Allerberger gab Details über das „Contact Tracing“ preis, also jene Methode, die den Weg des Virus nachzeichnet. Dabei werden auch Kontaktpersonen von Flügen und Kreuzfahrtschiffen zurückverfolgt und die Gesundheitsbehörden anderer Länder informiert. Bist zum Stichtag 31. März wurden laut Benka die Passagierlisten von 55 Flügen analysiert und 1.500 Kontaktpersonen weitergeleitet. Außerdem wurden 16.800 Personen an insgesamt 94 Staaten weitergeleitet, davon 13.300 an EU-Länder.

Die Rolle der AGES ist hierbei, minutiös nachzuzeichnen, welcher oder welche Erkrankte mit wem Kontakt hatte, und auch etwa, wer der oft erwähnte „Patient 0“ ist.

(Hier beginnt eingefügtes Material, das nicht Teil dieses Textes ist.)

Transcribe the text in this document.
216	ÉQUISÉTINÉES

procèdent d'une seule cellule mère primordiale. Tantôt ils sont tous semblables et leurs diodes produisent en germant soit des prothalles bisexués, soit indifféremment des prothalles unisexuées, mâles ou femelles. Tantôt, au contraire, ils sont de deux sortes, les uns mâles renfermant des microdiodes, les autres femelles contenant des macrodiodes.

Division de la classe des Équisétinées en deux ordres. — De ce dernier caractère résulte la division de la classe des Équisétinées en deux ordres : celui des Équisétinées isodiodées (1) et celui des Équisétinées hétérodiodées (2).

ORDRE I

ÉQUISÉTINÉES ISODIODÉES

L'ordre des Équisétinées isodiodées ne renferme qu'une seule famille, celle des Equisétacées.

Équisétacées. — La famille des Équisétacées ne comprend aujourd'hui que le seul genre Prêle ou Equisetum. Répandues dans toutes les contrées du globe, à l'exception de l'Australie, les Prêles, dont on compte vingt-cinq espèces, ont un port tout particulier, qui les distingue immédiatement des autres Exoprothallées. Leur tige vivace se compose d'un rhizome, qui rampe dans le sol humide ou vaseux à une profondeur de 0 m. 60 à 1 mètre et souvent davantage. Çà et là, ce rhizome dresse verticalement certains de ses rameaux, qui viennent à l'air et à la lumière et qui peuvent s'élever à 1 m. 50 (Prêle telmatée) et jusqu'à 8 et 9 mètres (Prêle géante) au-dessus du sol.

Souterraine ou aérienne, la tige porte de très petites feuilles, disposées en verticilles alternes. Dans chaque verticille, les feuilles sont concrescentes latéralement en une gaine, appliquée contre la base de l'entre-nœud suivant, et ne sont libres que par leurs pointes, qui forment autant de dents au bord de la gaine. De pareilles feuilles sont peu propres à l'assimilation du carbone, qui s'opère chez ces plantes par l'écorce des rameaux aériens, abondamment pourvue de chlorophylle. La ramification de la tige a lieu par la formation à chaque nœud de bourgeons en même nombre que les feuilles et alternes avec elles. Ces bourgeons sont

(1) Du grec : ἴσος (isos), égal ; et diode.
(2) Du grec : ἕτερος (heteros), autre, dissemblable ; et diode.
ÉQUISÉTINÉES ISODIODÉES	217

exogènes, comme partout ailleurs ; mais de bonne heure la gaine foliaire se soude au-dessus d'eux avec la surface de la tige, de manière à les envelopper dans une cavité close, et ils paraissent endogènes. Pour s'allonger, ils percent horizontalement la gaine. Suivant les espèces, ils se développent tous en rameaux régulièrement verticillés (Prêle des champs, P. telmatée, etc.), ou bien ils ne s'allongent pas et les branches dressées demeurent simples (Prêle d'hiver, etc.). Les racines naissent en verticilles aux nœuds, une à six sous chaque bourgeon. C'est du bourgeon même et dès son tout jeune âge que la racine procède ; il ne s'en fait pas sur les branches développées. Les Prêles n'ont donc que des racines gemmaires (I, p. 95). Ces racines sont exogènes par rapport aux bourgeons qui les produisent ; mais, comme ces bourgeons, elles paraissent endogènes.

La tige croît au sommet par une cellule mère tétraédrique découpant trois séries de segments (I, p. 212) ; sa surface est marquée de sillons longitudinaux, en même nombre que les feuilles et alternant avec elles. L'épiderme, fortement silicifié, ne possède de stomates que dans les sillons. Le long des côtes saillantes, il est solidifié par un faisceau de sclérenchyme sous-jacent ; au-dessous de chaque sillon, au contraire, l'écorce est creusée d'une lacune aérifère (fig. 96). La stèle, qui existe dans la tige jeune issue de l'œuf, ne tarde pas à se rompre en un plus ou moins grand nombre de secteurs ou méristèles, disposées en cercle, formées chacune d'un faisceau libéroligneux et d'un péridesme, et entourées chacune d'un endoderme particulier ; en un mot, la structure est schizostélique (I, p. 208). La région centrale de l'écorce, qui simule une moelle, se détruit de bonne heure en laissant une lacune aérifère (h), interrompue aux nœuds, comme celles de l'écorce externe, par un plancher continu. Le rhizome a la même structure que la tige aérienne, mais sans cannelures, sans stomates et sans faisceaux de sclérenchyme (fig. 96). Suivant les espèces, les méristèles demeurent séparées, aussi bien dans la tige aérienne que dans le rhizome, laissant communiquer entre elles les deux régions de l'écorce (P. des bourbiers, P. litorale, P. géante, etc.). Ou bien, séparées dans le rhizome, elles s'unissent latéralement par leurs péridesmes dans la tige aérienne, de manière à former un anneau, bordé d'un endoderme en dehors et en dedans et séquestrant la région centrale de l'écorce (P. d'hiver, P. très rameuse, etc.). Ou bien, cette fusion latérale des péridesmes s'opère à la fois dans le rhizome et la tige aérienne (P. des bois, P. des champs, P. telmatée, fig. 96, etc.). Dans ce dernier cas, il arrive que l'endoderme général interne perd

Allerberger warnte dabei vor Stigmatisierung, auch Anschober appellierte: „Bitte nicht personalisieren!“ Freilich sei aber auf Skihütten wie beispielsweise in Ischgl die perfekte Ausgangssituation gegeben gewesen, dass sich das Coronavirus rasch verbreitet habe, da kein Mindestabstand eingehalten werden konnte. „Das Virus hat keine Flügel“, so Allerberger und erklärte einmal mehr: Es gehe darum, den direkten Kontakt auf weniger als einen Meter absolut zu vermeiden.

Außerdem brauche das Virus etwa 15 Minuten, um sich von einer Person zur nächsten zu verbreiten. „Ich fahre jeden Tag mit den öffentlichen Verkehrsmitteln, mit der U-Bahn und ich habe keine Angst, solange ein Meter Abstand gehalten wird“, sagte der AGES-Leiter aus seinem Alltag. Die Regel des Experten laute deshalb: mindestens ein Meter Abstand und nicht länger als 15 Minuten Kontakt.